Back to overview
Degraded

Incident Report: January 14, 2024 Degraded Services

Jan 14 at 05:27am HST
Affected services
api.layerfi.com

Resolved
Jan 14 at 10:48am HST

Summary

On January 14, 2024, from 1:09 AM to 12:48 PM PT, Layer’s API services were degraded. During this period, requests failed intermittently, with more than 50% of requests failing particularly between 7AM and 12:48PM PT.

Impact

  1. End-user SMB dashboards intermittently failed to load. SMBs would see loading states and error states. Refreshing would succeed in many but not all cases.
  2. 3rd party data syncing was delayed, but no data loss occurred.
  3. SMS delivery was significantly reduced, with only 15–20% of expected messages sent. All scheduled and queued messages were sent after recovery.
  4. API operations to update businesses failed. Updates to businesses including adding plaid items and processor tokens may need to be retried.

Root Cause

At ~1AM PT this morning, a customer began bulk loading historical data to our /payouts endpoint, which did not have any rate limiting protection. This bulk loading caused resource contention on our server’s database connections as these operations weren’t batched, rate limited, or optimized for bulk loading.

Resolution

Layer engineers became aware of the issue early this morning. Unfortunately the issue caused multiple secondary problems we mistakenly believed to be the root cause.

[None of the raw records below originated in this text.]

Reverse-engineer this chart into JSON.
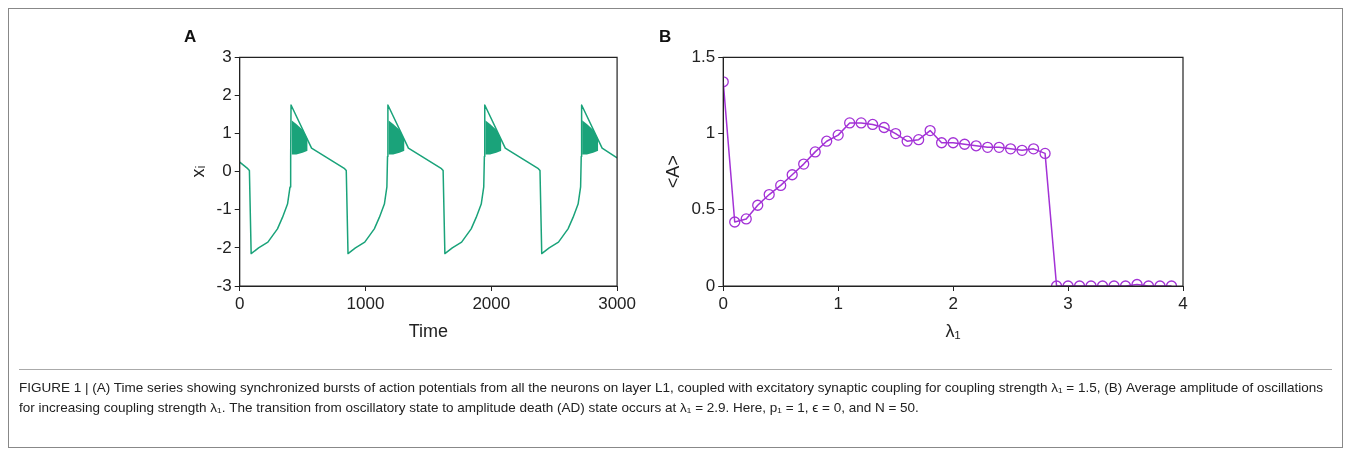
{
  "chart_data": [
    {
      "type": "line",
      "title": "A",
      "xlabel": "Time",
      "ylabel": "xᵢ",
      "marker": "none",
      "xlim": [
        0,
        3000
      ],
      "xticks": [
        0,
        1000,
        2000,
        3000
      ],
      "ylim": [
        -3,
        3
      ],
      "yticks": [
        -3,
        -2,
        -1,
        0,
        1,
        2,
        3
      ],
      "x": [
        0,
        64,
        77,
        91,
        150,
        224,
        300,
        340,
        380,
        400,
        405,
        408,
        412,
        450,
        500,
        540,
        571,
        834,
        847,
        861,
        920,
        994,
        1070,
        1110,
        1150,
        1170,
        1175,
        1178,
        1182,
        1220,
        1270,
        1310,
        1341,
        1604,
        1617,
        1631,
        1690,
        1764,
        1840,
        1880,
        1920,
        1940,
        1945,
        1948,
        1952,
        1990,
        2040,
        2080,
        2111,
        2374,
        2387,
        2401,
        2460,
        2534,
        2610,
        2650,
        2690,
        2710,
        2715,
        2718,
        2722,
        2760,
        2810,
        2850,
        2881,
        3000
      ],
      "series": [
        {
          "color": "#1aa37a",
          "values": [
            0.25,
            0.08,
            0.03,
            -2.15,
            -2.0,
            -1.85,
            -1.5,
            -1.2,
            -0.85,
            -0.4,
            0.4,
            1.75,
            null,
            null,
            null,
            null,
            0.62,
            0.08,
            0.03,
            -2.15,
            -2.0,
            -1.85,
            -1.5,
            -1.2,
            -0.85,
            -0.4,
            0.4,
            1.75,
            null,
            null,
            null,
            null,
            0.62,
            0.08,
            0.03,
            -2.15,
            -2.0,
            -1.85,
            -1.5,
            -1.2,
            -0.85,
            -0.4,
            0.4,
            1.75,
            null,
            null,
            null,
            null,
            0.62,
            0.08,
            0.03,
            -2.15,
            -2.0,
            -1.85,
            -1.5,
            -1.2,
            -0.85,
            -0.4,
            0.4,
            1.75,
            null,
            null,
            null,
            null,
            0.62,
            0.36
          ],
          "lower": [
            null,
            null,
            null,
            null,
            null,
            null,
            null,
            null,
            null,
            null,
            null,
            null,
            0.45,
            0.45,
            0.5,
            0.55,
            null,
            null,
            null,
            null,
            null,
            null,
            null,
            null,
            null,
            null,
            null,
            null,
            0.45,
            0.45,
            0.5,
            0.55,
            null,
            null,
            null,
            null,
            null,
            null,
            null,
            null,
            null,
            null,
            null,
            null,
            0.45,
            0.45,
            0.5,
            0.55,
            null,
            null,
            null,
            null,
            null,
            null,
            null,
            null,
            null,
            null,
            null,
            null,
            0.45,
            0.45,
            0.5,
            0.55,
            null,
            null
          ],
          "upper": [
            null,
            null,
            null,
            null,
            null,
            null,
            null,
            null,
            null,
            null,
            null,
            null,
            1.35,
            1.25,
            1.1,
            0.85,
            null,
            null,
            null,
            null,
            null,
            null,
            null,
            null,
            null,
            null,
            null,
            null,
            1.35,
            1.25,
            1.1,
            0.85,
            null,
            null,
            null,
            null,
            null,
            null,
            null,
            null,
            null,
            null,
            null,
            null,
            1.35,
            1.25,
            1.1,
            0.85,
            null,
            null,
            null,
            null,
            null,
            null,
            null,
            null,
            null,
            null,
            null,
            null,
            1.35,
            1.25,
            1.1,
            0.85,
            null,
            null
          ]
        }
      ]
    },
    {
      "type": "line",
      "title": "B",
      "xlabel": "λ₁",
      "ylabel": "<A>",
      "marker": "circle",
      "xlim": [
        0,
        4
      ],
      "xticks": [
        0,
        1,
        2,
        3,
        4
      ],
      "ylim": [
        0,
        1.5
      ],
      "yticks": [
        0,
        0.5,
        1,
        1.5
      ],
      "x": [
        0,
        0.1,
        0.2,
        0.3,
        0.4,
        0.5,
        0.6,
        0.7,
        0.8,
        0.9,
        1.0,
        1.1,
        1.2,
        1.3,
        1.4,
        1.5,
        1.6,
        1.7,
        1.8,
        1.9,
        2.0,
        2.1,
        2.2,
        2.3,
        2.4,
        2.5,
        2.6,
        2.7,
        2.8,
        2.9,
        3.0,
        3.1,
        3.2,
        3.3,
        3.4,
        3.5,
        3.6,
        3.7,
        3.8,
        3.9
      ],
      "series": [
        {
          "color": "#a332d6",
          "values": [
            1.34,
            0.42,
            0.44,
            0.53,
            0.6,
            0.66,
            0.73,
            0.8,
            0.88,
            0.95,
            0.99,
            1.07,
            1.07,
            1.06,
            1.04,
            1.0,
            0.95,
            0.96,
            1.02,
            0.94,
            0.94,
            0.93,
            0.92,
            0.91,
            0.91,
            0.9,
            0.89,
            0.9,
            0.87,
            0,
            0,
            0,
            0,
            0,
            0,
            0,
            0.01,
            0,
            0,
            0
          ]
        }
      ],
      "annotations": [
        "FIGURE 1 | (A) Time series showing synchronized bursts of action potentials from all the neurons on layer L1, coupled with excitatory synaptic coupling for coupling strength λ₁ = 1.5, (B) Average amplitude of oscillations for increasing coupling strength λ₁. The transition from oscillatory state to amplitude death (AD) state occurs at λ₁ = 2.9. Here, p₁ = 1, ϵ = 0, and N = 50."
      ]
    }
  ]
}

The root cause was identified at 12:30pm PT, rate limits were added on the sensitive endpoint, and full functionality was restored at 12:48PM PT.

Follow-Up Actions:

We’re implementing the following safeguards over the next 24 hours:

  1. Rate Limiting: Layer is standardizing rate limit safeguards across all endpoints. We are setting limits that will not affect existing usage patterns and are intended to guard against exceptional scenarios like bulk loading large datasets. Documentation on all rate limits will be added shortly to Layer’s API documentation shortly.
  2. Profiling and Stress Testing: We are beginning a round of stress testing to simulate high loads on multiple request flows. We will be dedicating time to improving performance sensitive workflows.

Created
Jan 14 at 05:27am HST

Requests are intermittently failing.